Together with TEEMP (a company in the RENOVA group), a group of NUST MISIS scientists led by Professor Mikhail Astakhov, head of the NUST MISIS Department of Physical Chemistry, has completed the testing of an innovative starter system based on supercapacitors developed in-house. The autonomous system is able to start the engines of heavy-wheeled trucks, tractors, other Caterpillar equipment, and aviation equipment at extremely low temperatures (up to −60 °C).
The self-contained unit, which was designed to run aircraft and on-board equipment, engine vessels of small aircraft, and heavy machinery at low temperatures, is a “coffer” containing a hybrid electric energy storage device based on a supercapacitors` module and gasoline generator. In this configuration, the generator recharges the supercapacitor, which simultaneously produces a very powerful launcher charge.
The main element of the supercapacitor — the electricity storage — is the nanocarbon material obtained by NUST MISIS’s research team.
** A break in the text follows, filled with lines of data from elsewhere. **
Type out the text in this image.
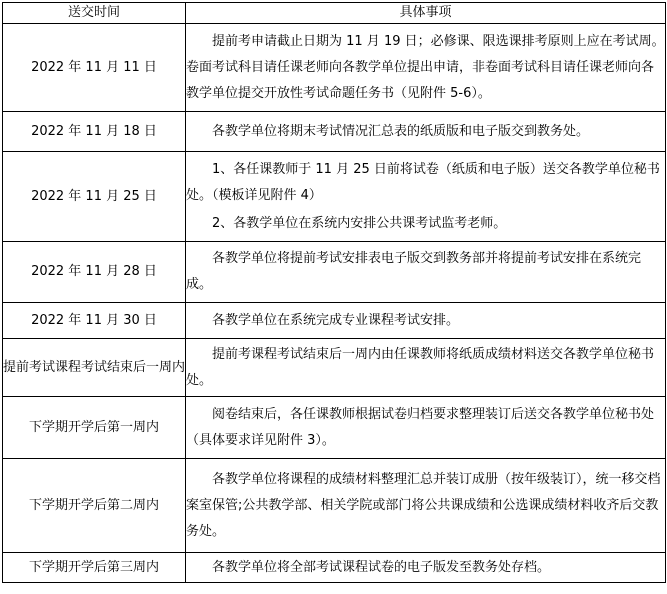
送交时间	具体事项
2022 年 11 月 11 日	提前考申请截止日期为 11 月 19 日；必修课、限选课排考原则上应在考试周。卷面考试科目请任课老师向各教学单位提出申请，非卷面考试科目请任课老师向各教学单位提交开放性考试命题任务书（见附件 5-6）。

2022 年 11 月 18 日	各教学单位将期末考试情况汇总表的纸质版和电子版交到教务处。

2022 年 11 月 25 日	1、各任课教师于 11 月 25 日前将试卷（纸质和电子版）送交各教学单位秘书处。（模板详见附件 4）

2、各教学单位在系统内安排公共课考试监考老师。

2022 年 11 月 28 日	各教学单位将提前考试安排表电子版交到教务部并将提前考试安排在系统完成。

2022 年 11 月 30 日	各教学单位在系统完成专业课程考试安排。

提前考试课程考试结束后一周内	提前考课程考试结束后一周内由任课教师将纸质成绩材料送交各教学单位秘书处。

下学期开学后第一周内	阅卷结束后，各任课教师根据试卷归档要求整理装订后送交各教学单位秘书处（具体要求详见附件 3）。

下学期开学后第二周内	各教学单位将课程的成绩材料整理汇总并装订成册（按年级装订），统一移交档案室保管;公共教学部、相关学院或部门将公共课成绩和公选课成绩材料收齐后交教务处。

下学期开学后第三周内	各教学单位将全部考试课程试卷的电子版发至教务处存档。
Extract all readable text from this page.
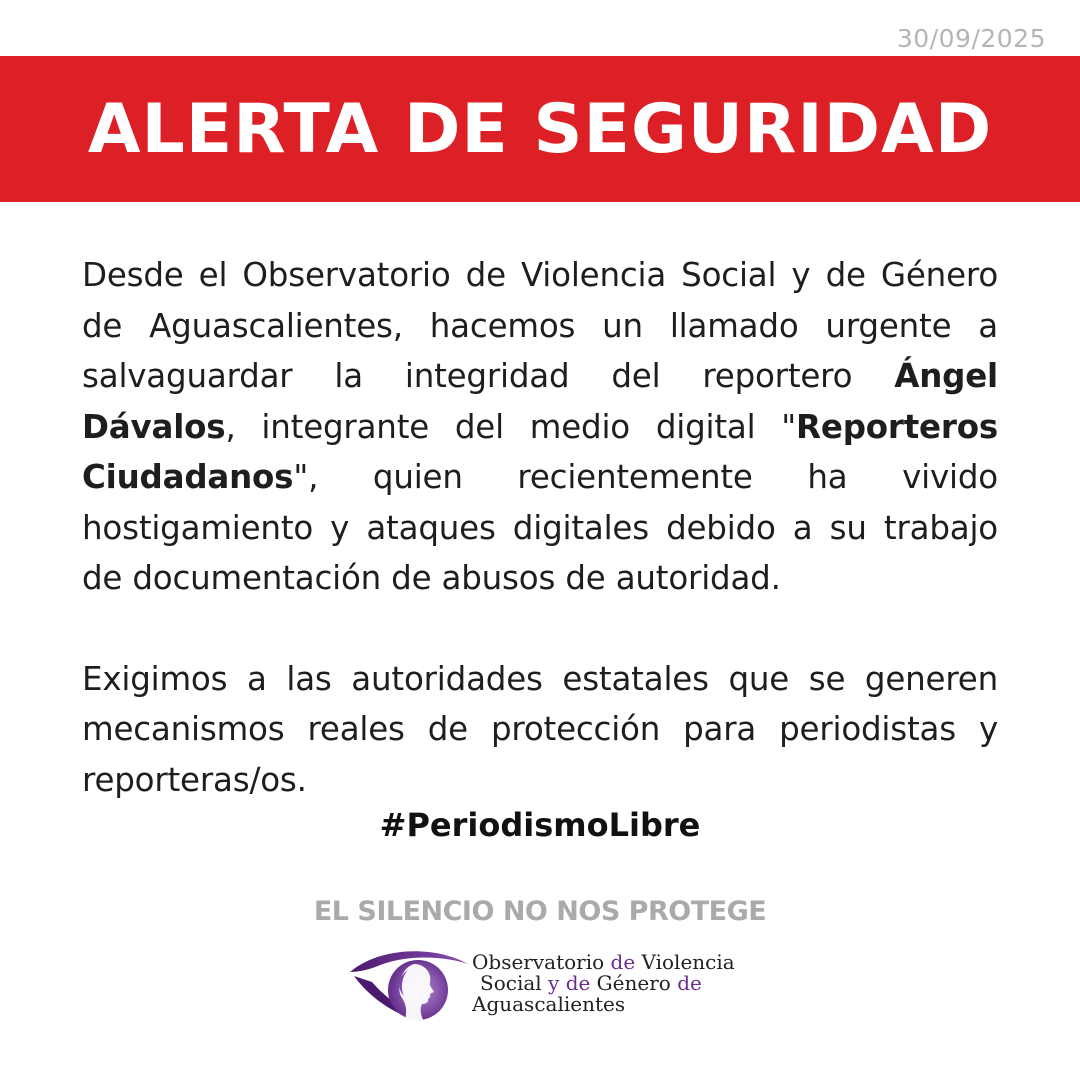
30/09/2025
ALERTA DE SEGURIDAD

Desde el Observatorio de Violencia Social y de Género de Aguascalientes, hacemos un llamado urgente a salvaguardar la integridad del reportero Ángel Dávalos, integrante del medio digital "Reporteros Ciudadanos", quien recientemente ha vivido hostigamiento y ataques digitales debido a su trabajo de documentación de abusos de autoridad.

Exigimos a las autoridades estatales que se generen mecanismos reales de protección para periodistas y reporteras/os.

#PeriodismoLibre
EL SILENCIO NO NOS PROTEGE
Observatorio de Violencia
Social y de Género de
Aguascalientes
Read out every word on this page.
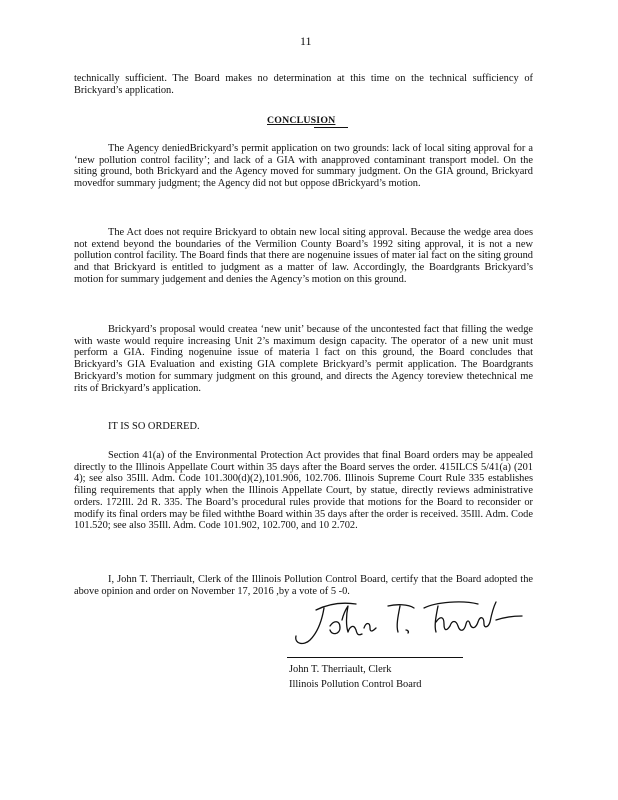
11

technically sufficient. The Board makes no determination at this time on the technical sufficiency of Brickyard’s application.

CONCLUSION

The Agency deniedBrickyard’s permit application on two grounds: lack of local siting approval for a ‘new pollution control facility’; and lack of a GIA with anapproved contaminant transport model. On the siting ground, both Brickyard and the Agency moved for summary judgment. On the GIA ground, Brickyard movedfor summary judgment; the Agency did not but oppose dBrickyard’s motion.

The Act does not require Brickyard to obtain new local siting approval. Because the wedge area does not extend beyond the boundaries of the Vermilion County Board’s 1992 siting approval, it is not a new pollution control facility. The Board finds that there are nogenuine issues of mater ial fact on the siting ground and that Brickyard is entitled to judgment as a matter of law. Accordingly, the Boardgrants Brickyard’s motion for summary judgement and denies the Agency’s motion on this ground.

Brickyard’s proposal would createa ‘new unit’ because of the uncontested fact that filling the wedge with waste would require increasing Unit 2’s maximum design capacity. The operator of a new unit must perform a GIA. Finding nogenuine issue of materia l fact on this ground, the Board concludes that Brickyard’s GIA Evaluation and existing GIA complete Brickyard’s permit application. The Boardgrants Brickyard’s motion for summary judgment on this ground, and directs the Agency toreview thetechnical me rits of Brickyard’s application.

IT IS SO ORDERED.

Section 41(a) of the Environmental Protection Act provides that final Board orders may be appealed directly to the Illinois Appellate Court within 35 days after the Board serves the order. 415ILCS 5/41(a) (201 4); see also 35Ill. Adm. Code 101.300(d)(2),101.906, 102.706. Illinois Supreme Court Rule 335 establishes filing requirements that apply when the Illinois Appellate Court, by statue, directly reviews administrative orders. 172Ill. 2d R. 335. The Board’s procedural rules provide that motions for the Board to reconsider or modify its final orders may be filed withthe Board within 35 days after the order is received. 35Ill. Adm. Code 101.520; see also 35Ill. Adm. Code 101.902, 102.700, and 10 2.702.

I, John T. Therriault, Clerk of the Illinois Pollution Control Board, certify that the Board adopted the above opinion and order on November 17, 2016 ,by a vote of 5 -0.

John T. Therriault, Clerk
Illinois Pollution Control Board
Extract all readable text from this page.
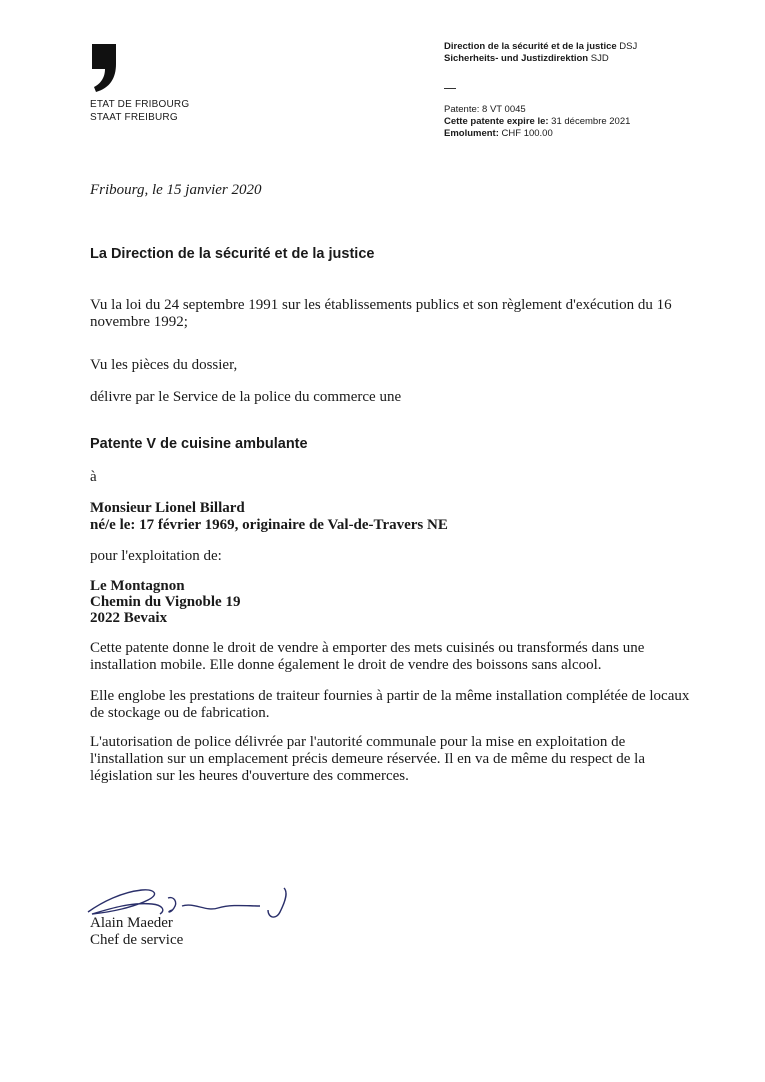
ETAT DE FRIBOURG
STAAT FREIBURG
Direction de la sécurité et de la justice DSJ
Sicherheits- und Justizdirektion SJD
Patente: 8 VT 0045
Cette patente expire le: 31 décembre 2021
Emolument: CHF 100.00
Fribourg, le 15 janvier 2020
La Direction de la sécurité et de la justice
Vu la loi du 24 septembre 1991 sur les établissements publics et son règlement d'exécution du 16 novembre 1992;
Vu les pièces du dossier,
délivre par le Service de la police du commerce une
Patente V de cuisine ambulante
à
Monsieur Lionel Billard
né/e le: 17 février 1969, originaire de Val-de-Travers NE
pour l'exploitation de:
Le Montagnon
Chemin du Vignoble 19
2022 Bevaix
Cette patente donne le droit de vendre à emporter des mets cuisinés ou transformés dans une installation mobile. Elle donne également le droit de vendre des boissons sans alcool.
Elle englobe les prestations de traiteur fournies à partir de la même installation complétée de locaux de stockage ou de fabrication.
L'autorisation de police délivrée par l'autorité communale pour la mise en exploitation de l'installation sur un emplacement précis demeure réservée. Il en va de même du respect de la législation sur les heures d'ouverture des commerces.
Alain Maeder
Chef de service
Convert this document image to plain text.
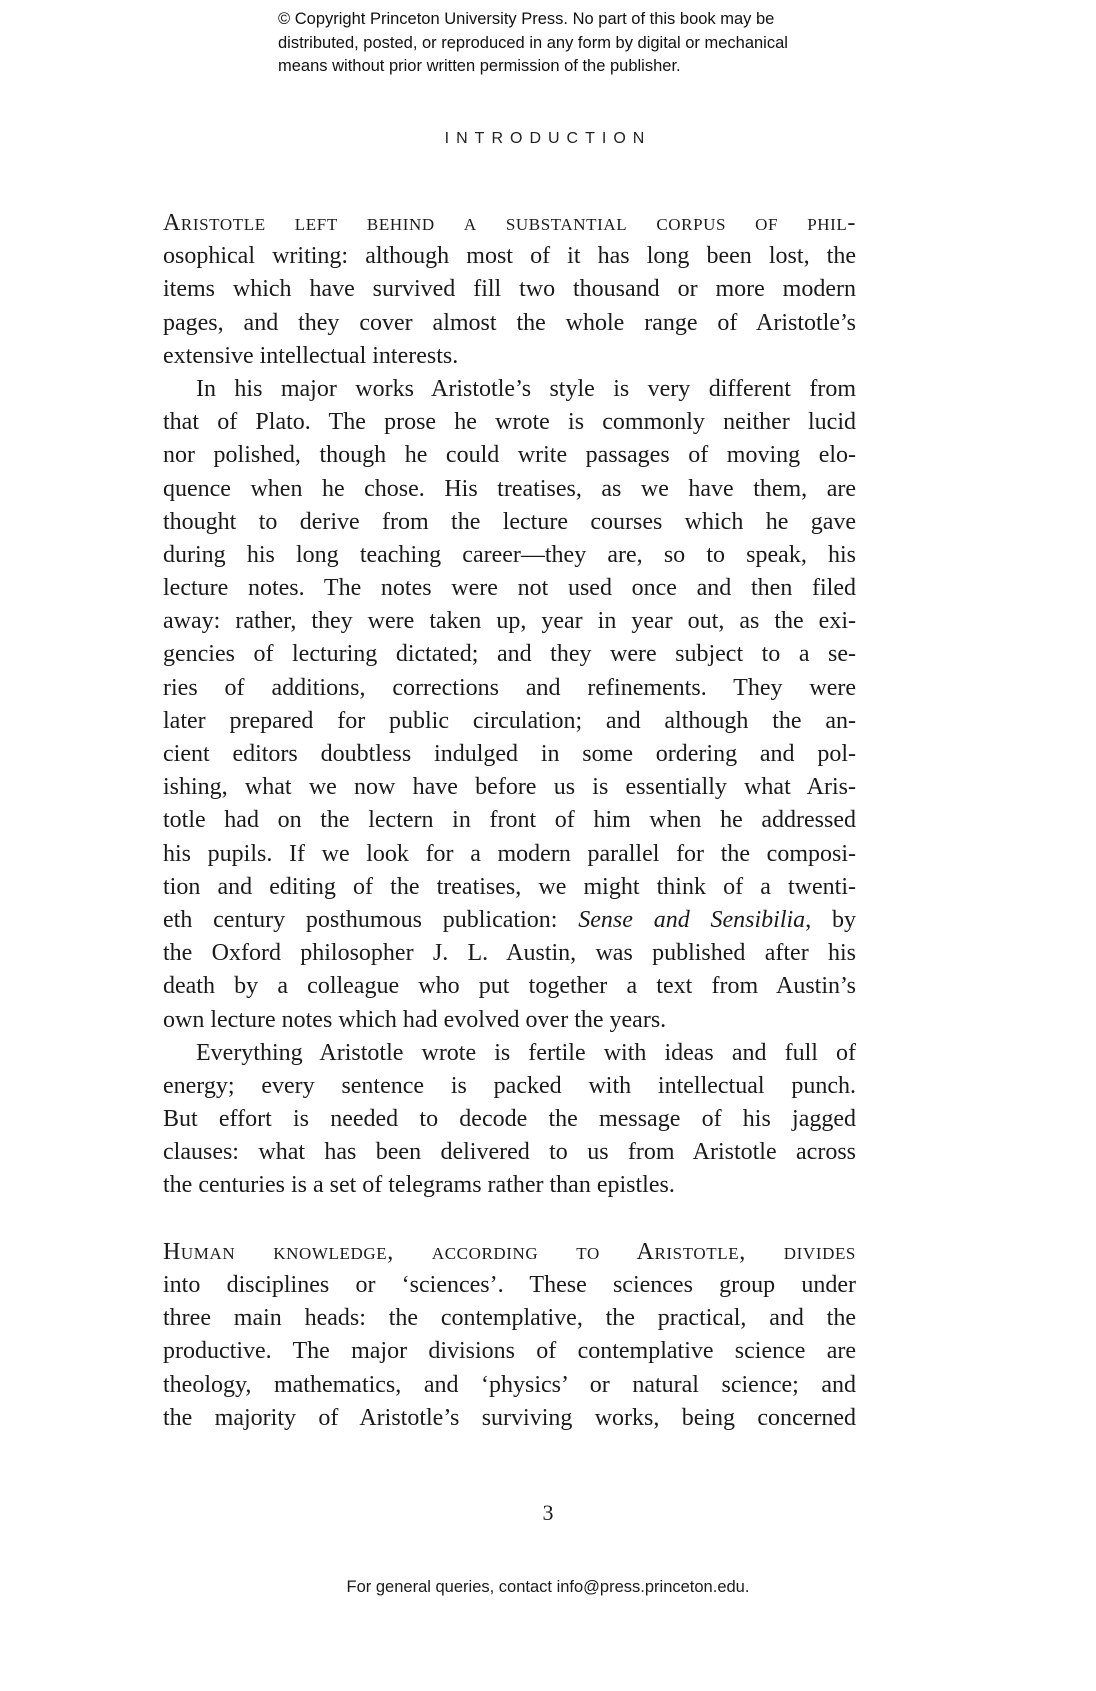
© Copyright Princeton University Press. No part of this book may be
distributed, posted, or reproduced in any form by digital or mechanical
means without prior written permission of the publisher.
INTRODUCTION
Aristotle left behind a substantial corpus of phil-
osophical writing: although most of it has long been lost, the
items which have survived fill two thousand or more modern
pages, and they cover almost the whole range of Aristotle’s
extensive intellectual interests.
In his major works Aristotle’s style is very different from
that of Plato. The prose he wrote is commonly neither lucid
nor polished, though he could write passages of moving elo-
quence when he chose. His treatises, as we have them, are
thought to derive from the lecture courses which he gave
during his long teaching career—they are, so to speak, his
lecture notes. The notes were not used once and then filed
away: rather, they were taken up, year in year out, as the exi-
gencies of lecturing dictated; and they were subject to a se-
ries of additions, corrections and refinements. They were
later prepared for public circulation; and although the an-
cient editors doubtless indulged in some ordering and pol-
ishing, what we now have before us is essentially what Aris-
totle had on the lectern in front of him when he addressed
his pupils. If we look for a modern parallel for the composi-
tion and editing of the treatises, we might think of a twenti-
eth century posthumous publication: Sense and Sensibilia, by
the Oxford philosopher J. L. Austin, was published after his
death by a colleague who put together a text from Austin’s
own lecture notes which had evolved over the years.
Everything Aristotle wrote is fertile with ideas and full of
energy; every sentence is packed with intellectual punch.
But effort is needed to decode the message of his jagged
clauses: what has been delivered to us from Aristotle across
the centuries is a set of telegrams rather than epistles.
Human knowledge, according to Aristotle, divides
into disciplines or ‘sciences’. These sciences group under
three main heads: the contemplative, the practical, and the
productive. The major divisions of contemplative science are
theology, mathematics, and ‘physics’ or natural science; and
the majority of Aristotle’s surviving works, being concerned
3
For general queries, contact info@press.princeton.edu.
The nanocarbon material has a uniquely developed surface structure, one that holds the maximum surface area per unit volume, due to what are called “whiskers”.
According to Vladimir Tumanov, the head of the project from the TEEMP side, “Our team has proposed a fundamentally new ideology of the design and technology used for the assembly of supercapacitor modules, and because of this innovation the complexity of manufacturing storages has been considerably reduced. At the same time, equally original technology for manufacturing electrode materials from organic fibers was suggested by the NUST MISIS Department of Physical Chemistry, which is led by Mikhail Astakhov. Together, these two ideas will allow us to reduce the production cost of the energy storage unit by almost three times”.
The new material of electrolytes provides more efficient storage and energy accumulation through braking for hybrid and electric vehicles. This material can be used in stationary energy, pulse engineering, and even in medicine — for things like Cardiac Pacemakers, CT scanners, and
The developed starter system device is able to work in a standalone mode, as it doesn’t require the presence of a main power outlet, and at fully-charged conditions it is able to start a dump truck 10 times in a row and at temperatures ranging from —40 °C to —60° C, among other things. Additionally, the starter system can be used to launch light aircrafts for general purpose aviation, which requires a large amount of power in a short period of time, something that proves too demanding for regular batteries.
“NUST MISIS, which is successfully developing under the “University 4.0” model, is not only one of Russia`s best scientific and educational centers, but also a dynamically developing platform for innovative activity, which is led by our scientists with business community representatives. The new technology, developed at the NUST MISIS Department of Physical Chemistry and under the supervision of Professor Mikhail Astakhov, has massive application opportunities in various industries: environmentally friendly transportation, the construction of lifting machines, an uninterruptible power system and quality control of energy, and even pulse and medical technologies“,— said Alevtina Chernikova, Rector of NUST MISIS.
In comparison with current analogues, the module based on TEEMP`s supercapacitors has improved operating characteristics, namely its specific electric potential and energy capacity. Compared with existing devices, this unique construction allows the field of engineering to reduce module weight and size by 30%.
TEEMP Company is planning to open the first industrial production of these innovative supercapacitors in Khimki, a city in the Moscow oblast, in the first quarter of 2017.
What are “whiskers”?
Carbon material from organic fiber has unique properties: high conductivity, high storage density (up to 20 farads of active mass), and a low cost of production, which is very important to industrial innovation. For the aggregate quality characteristics, the new material successfully competes with graphene and nanotubes, while at the same time being much cheaper: one gram of graphene costs about $1,000, whereas one kilogram of yet-to-be-developed carbon “whiskers” is about $20.
Unlike two-dimensional graphene, these materials are three-dimensional nanostructures with specified pore distribution (3D) which provides a unique energy “capacity” and required “electrical conductivity”, which determines a system’s efficiency.